If the chunk size blsize=1, then we want to generate the numbers one by one and actually no chunks are generated. The following code is used in this case:
dbtype measuredec2base 21:25
21 tic; 22 for i = 1:maxnum, 23 n = mydec2base(i,base); 24 end 25 t(ibase, iblsize) = toc;
If the chunk size blsize>1, then we need to construct the array representing the respective chunk of numbers. The following code is used here:
dbtype measuredec2base 27:33
27 tic; 28 d = 0:blsize-1; 29 for i = 1:round(maxnum/blsize), 30 n = mydec2base(d,base); 31 d = d + blsize; 32 end 33 t(ibase, iblsize) = toc;
Time demands: Method 2 benchmarking
The code for measuring the time demands of enumerating the numbers using the CounterInBase class is the same, independent of the chunk size blsize:
dbtype measureCounterInBase 20:25
20 tic; 21 c = CounterInBase(base); 22 for i = 1:round(maxnum/blsize), 23 n = c.next(blsize); 24 end 25 t(ibase, iblsize) = toc;
Time demands: Comparison
Let's measure the time needed to enumerate the maxnum numbers when varying the base and the chunk size blsize.
maxnum = 1e5; bases = space125(2,100); blsizes = space125(1,1000); tD = measuredec2base(maxnum, bases, blsizes) tC = measureCounterInBase(maxnum, bases, blsizes)
tD =
4.2289 2.4874 1.0969 0.6264 0.3961 0.2562 0.2058 0.1839 0.1932 0.1636
3.8217 2.0557 0.8820 0.4918 0.2913 0.1723 0.1342 0.1135 0.1003 0.1024
3.4145 1.9043 0.8144 0.4356 0.2526 0.1396 0.1033 0.0885 0.0736 0.0697
3.3694 1.8698 0.7816 0.4163 0.2348 0.1254 0.0895 0.0735 0.0606 0.0572
3.2603 1.8103 0.7414 0.3960 0.2164 0.1113 0.0768 0.0605 0.0562 0.0441
3.3445 1.9029 0.7767 0.4130 0.2245 0.1147 0.0769 0.0598 0.0478 0.0439
tC =
2.0581 1.1255 0.5433 0.3503 0.2588 0.1978 0.1762 0.1672 0.1630 0.1589
2.0236 1.1394 0.5420 0.3280 0.2334 0.1743 0.1562 0.1471 0.1413 0.1380
2.0310 1.1224 0.5140 0.3241 0.2256 0.1707 0.1472 0.1384 0.1309 0.1294
2.0152 1.0893 0.5135 0.3198 0.2253 0.1692 0.1481 0.1373 0.1295 0.1290
2.0104 1.0778 0.5115 0.3438 0.2216 0.1645 0.1449 0.1350 0.1301 0.1267
2.0127 1.0799 0.5151 0.3184 0.2284 0.1669 0.1708 0.1390 0.1272 0.1302
As can be seen from the results, the CounterInBase is indeed faster than the for loop with conversion function for a broad range of settings. Let's look at the speedup graphically:
plotSpeedup(tD./tC, bases, blsizes); print -dpng -r72 screenshot.png
The maximal speedup is around 2.3 for counting in base 2 with chunk size 2. For low chunk size and low base, the speedup is substantial. For counting in large bases (base>100), the enumeration using CounterInBase becomes inefficient for chunk sizes larger than 20; from that point the CounterInBase class is actually slower than using the base-conversion function in a for loop.
We can look at the boundary where both methods are almost equivalent from another perspective (see the bold yellow line in th next picture).
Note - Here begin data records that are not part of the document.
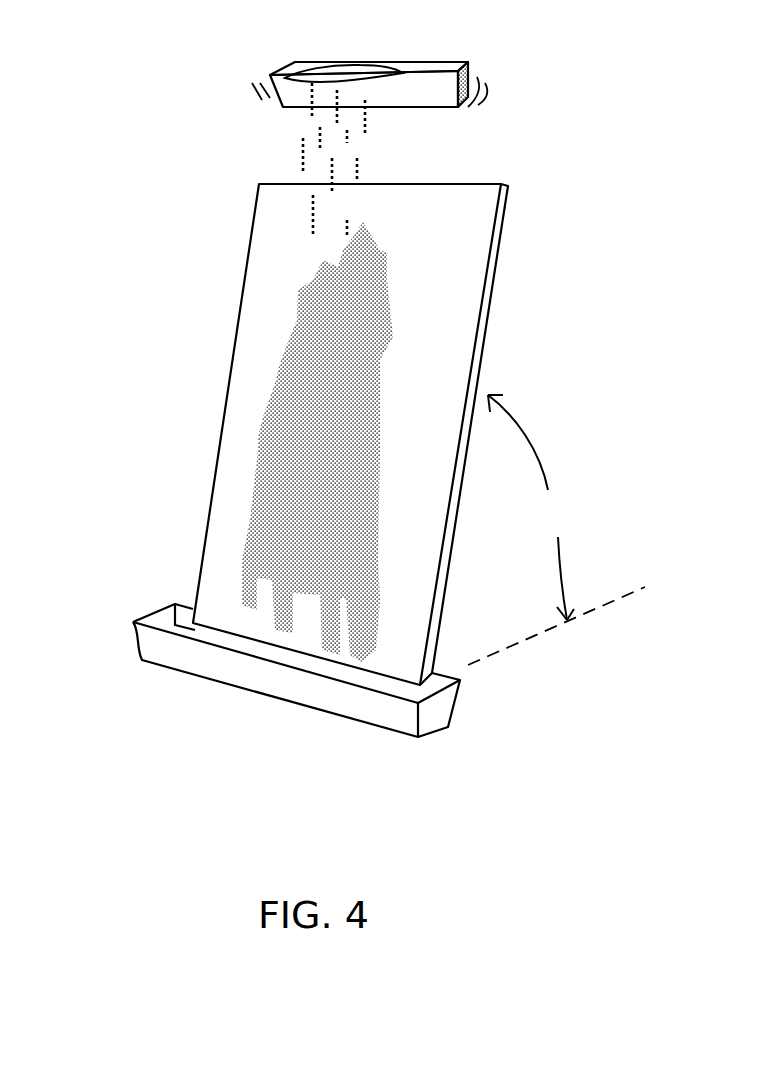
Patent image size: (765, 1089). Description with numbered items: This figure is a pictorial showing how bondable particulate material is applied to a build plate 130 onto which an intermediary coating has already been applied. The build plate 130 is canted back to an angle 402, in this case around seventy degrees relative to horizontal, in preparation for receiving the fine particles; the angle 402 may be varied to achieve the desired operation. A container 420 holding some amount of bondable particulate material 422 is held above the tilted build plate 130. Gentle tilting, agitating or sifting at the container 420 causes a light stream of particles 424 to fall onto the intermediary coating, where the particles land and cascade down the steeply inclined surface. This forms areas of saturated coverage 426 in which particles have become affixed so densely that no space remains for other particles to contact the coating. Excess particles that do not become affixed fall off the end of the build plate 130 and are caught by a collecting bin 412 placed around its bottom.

The build plate 130 is at (507, 208).
The angle 402 is at (556, 530).
The collecting bin 412 is at (134, 626).
The container 420 is at (478, 33).
The bondable particulate material 422 is at (317, 72).
The stream of particles 424 is at (268, 150).
The areas of saturated coverage 426 is at (308, 397).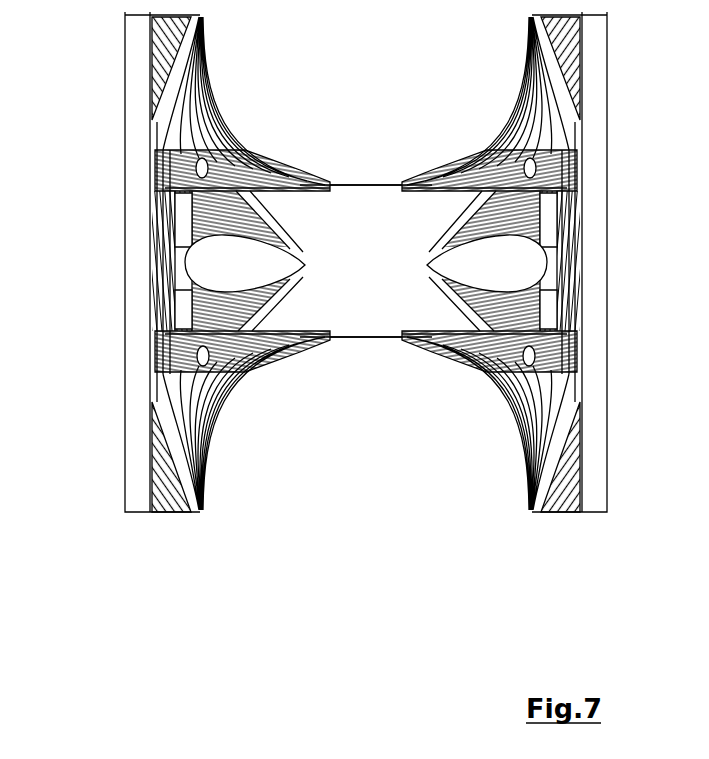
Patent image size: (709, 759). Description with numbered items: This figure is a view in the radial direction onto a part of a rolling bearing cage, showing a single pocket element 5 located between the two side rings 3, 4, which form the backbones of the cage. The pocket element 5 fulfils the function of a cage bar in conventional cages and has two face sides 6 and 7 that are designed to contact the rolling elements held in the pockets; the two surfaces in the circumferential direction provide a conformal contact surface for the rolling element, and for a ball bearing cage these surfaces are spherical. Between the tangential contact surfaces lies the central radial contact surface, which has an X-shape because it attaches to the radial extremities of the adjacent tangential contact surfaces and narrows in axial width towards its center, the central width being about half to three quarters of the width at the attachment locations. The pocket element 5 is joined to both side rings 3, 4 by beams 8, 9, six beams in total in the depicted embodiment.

The side ring 3 is at (137, 220).
The side ring 4 is at (597, 195).
The pocket element 5 is at (358, 238).
The face side 6 is at (367, 338).
The face side 7 is at (383, 187).
The beam 8 is at (218, 126).
The beam 9 is at (200, 320).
The CounterInBase is more efficient for the parameter combinations on the left of the yellow boundary, the for loop and base-conversion function win on the right side of the boundary.
plotSpeedupContour(tD./tC, bases, blsizes);
Conclusions
If you are about to enumerate numbers in certain base and you cannot process them in chunks larger than, say, 20, you should use the CounterInBase class.
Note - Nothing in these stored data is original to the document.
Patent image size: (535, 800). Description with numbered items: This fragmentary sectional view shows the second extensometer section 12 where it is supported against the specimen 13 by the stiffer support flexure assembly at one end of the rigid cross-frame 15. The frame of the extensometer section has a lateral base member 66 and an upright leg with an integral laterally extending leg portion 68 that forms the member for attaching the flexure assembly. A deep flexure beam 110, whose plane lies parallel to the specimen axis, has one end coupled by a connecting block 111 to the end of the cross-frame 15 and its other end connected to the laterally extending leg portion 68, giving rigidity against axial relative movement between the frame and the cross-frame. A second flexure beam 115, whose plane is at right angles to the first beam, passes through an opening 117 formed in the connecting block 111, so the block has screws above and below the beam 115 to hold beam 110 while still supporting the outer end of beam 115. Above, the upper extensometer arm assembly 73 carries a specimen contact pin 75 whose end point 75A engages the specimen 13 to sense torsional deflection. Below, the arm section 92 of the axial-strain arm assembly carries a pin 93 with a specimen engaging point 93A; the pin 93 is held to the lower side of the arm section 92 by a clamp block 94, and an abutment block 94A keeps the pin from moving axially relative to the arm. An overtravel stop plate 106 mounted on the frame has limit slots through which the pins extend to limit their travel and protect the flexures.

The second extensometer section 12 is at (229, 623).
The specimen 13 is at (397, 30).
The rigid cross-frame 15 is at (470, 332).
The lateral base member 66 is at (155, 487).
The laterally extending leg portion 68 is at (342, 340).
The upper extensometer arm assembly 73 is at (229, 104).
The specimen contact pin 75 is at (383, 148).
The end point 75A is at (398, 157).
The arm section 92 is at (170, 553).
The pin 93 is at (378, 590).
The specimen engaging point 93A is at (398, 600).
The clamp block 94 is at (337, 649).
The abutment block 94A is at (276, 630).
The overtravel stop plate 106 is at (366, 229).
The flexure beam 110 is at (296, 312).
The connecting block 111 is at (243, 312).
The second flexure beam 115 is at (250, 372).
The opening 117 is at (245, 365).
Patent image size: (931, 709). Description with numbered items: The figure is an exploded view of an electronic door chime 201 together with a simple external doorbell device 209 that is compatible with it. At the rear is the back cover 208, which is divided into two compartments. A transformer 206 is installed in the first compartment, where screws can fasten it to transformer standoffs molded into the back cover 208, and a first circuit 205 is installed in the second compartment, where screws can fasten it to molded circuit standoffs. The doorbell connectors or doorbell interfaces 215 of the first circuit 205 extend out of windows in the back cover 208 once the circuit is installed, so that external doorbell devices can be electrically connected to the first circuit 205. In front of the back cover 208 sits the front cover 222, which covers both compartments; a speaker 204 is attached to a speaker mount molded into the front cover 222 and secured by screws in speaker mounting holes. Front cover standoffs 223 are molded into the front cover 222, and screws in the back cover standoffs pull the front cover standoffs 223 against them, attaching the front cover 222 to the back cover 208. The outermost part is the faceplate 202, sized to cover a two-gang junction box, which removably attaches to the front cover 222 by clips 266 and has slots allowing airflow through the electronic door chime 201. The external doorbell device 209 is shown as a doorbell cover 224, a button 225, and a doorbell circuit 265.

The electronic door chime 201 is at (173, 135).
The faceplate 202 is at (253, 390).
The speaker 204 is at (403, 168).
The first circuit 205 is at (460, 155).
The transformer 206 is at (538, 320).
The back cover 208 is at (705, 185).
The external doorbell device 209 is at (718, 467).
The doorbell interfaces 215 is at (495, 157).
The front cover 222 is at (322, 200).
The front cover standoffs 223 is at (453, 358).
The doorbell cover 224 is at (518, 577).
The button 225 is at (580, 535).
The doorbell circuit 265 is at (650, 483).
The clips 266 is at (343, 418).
If your primary concern is not the speed, but rather a clear and readable code, you may profit from the friendly interface of the class as well.
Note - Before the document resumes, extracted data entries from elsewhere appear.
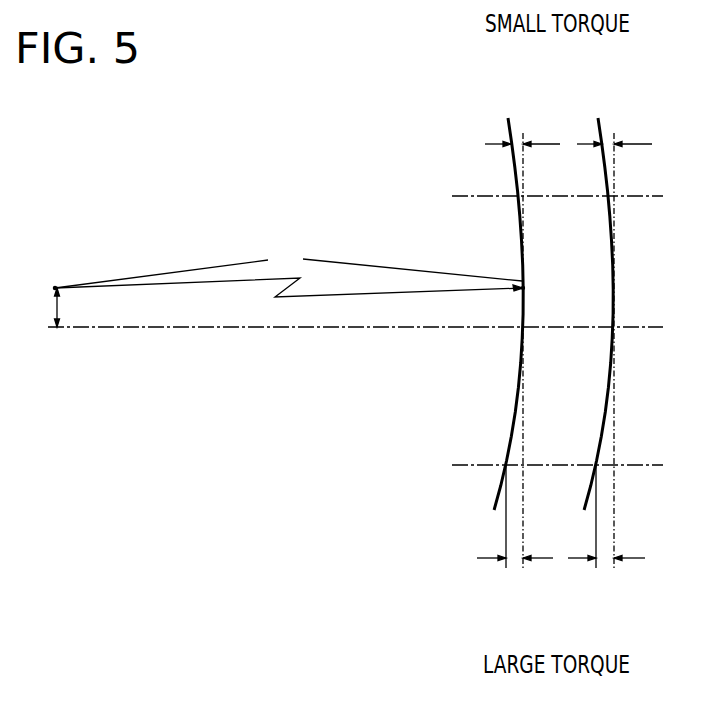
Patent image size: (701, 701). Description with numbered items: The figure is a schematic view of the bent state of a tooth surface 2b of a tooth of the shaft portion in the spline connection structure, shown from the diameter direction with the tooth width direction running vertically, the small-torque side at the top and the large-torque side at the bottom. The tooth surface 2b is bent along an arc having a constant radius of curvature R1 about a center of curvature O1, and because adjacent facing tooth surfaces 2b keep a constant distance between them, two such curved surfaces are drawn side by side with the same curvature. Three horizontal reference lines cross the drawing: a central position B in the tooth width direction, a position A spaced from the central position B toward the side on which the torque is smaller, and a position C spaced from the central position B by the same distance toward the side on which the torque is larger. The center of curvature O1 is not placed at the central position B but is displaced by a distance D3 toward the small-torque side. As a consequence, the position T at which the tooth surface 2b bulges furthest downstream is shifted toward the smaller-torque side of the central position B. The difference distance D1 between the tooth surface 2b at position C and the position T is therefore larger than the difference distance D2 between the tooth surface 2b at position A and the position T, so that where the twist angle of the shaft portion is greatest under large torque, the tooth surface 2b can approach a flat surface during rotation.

The tooth surface 2b is at (516, 125).
The difference distance D1 is at (513, 562).
The difference distance D2 is at (521, 133).
The distance D3 is at (40, 307).
The radius of curvature R1 is at (289, 270).
The center of curvature O1 is at (56, 287).
The position T is at (525, 288).
The position A is at (545, 195).
The central position B is at (355, 329).
The position C is at (545, 465).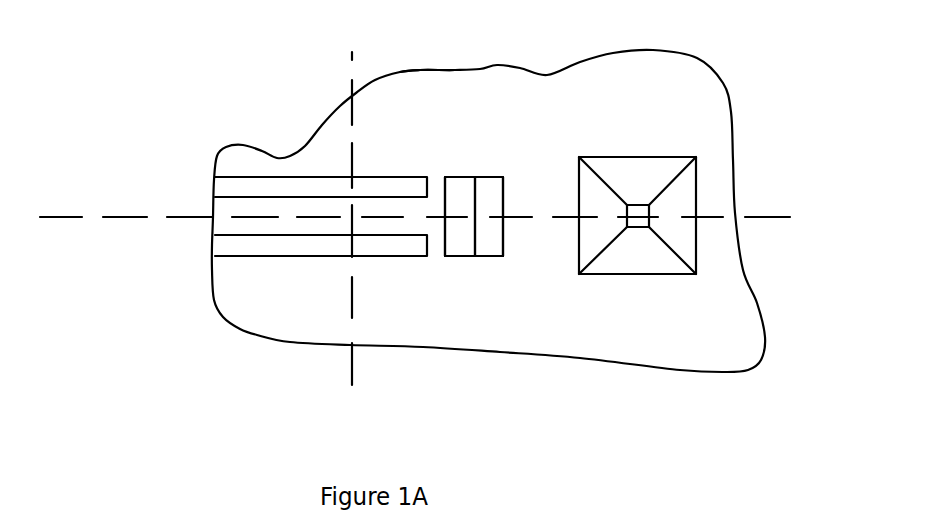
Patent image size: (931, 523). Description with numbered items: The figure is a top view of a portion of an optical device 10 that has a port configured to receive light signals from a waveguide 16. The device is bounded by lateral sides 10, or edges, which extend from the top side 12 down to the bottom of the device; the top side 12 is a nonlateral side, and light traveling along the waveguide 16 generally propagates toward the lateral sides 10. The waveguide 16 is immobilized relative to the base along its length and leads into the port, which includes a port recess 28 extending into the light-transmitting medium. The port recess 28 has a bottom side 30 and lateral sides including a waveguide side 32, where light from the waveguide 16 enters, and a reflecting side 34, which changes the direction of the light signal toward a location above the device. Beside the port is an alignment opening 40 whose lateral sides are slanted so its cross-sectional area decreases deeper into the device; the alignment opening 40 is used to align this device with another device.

The speedup (or slowdown) factor as reported in this document holds, when nothing time consuming is done with the generated numbers (which is not a realistic assumption). In the case when you need to use the generated number for something non-trivial, the difference between both methods will become negligible. In that situation, the friendly interface may persuade you to use this class.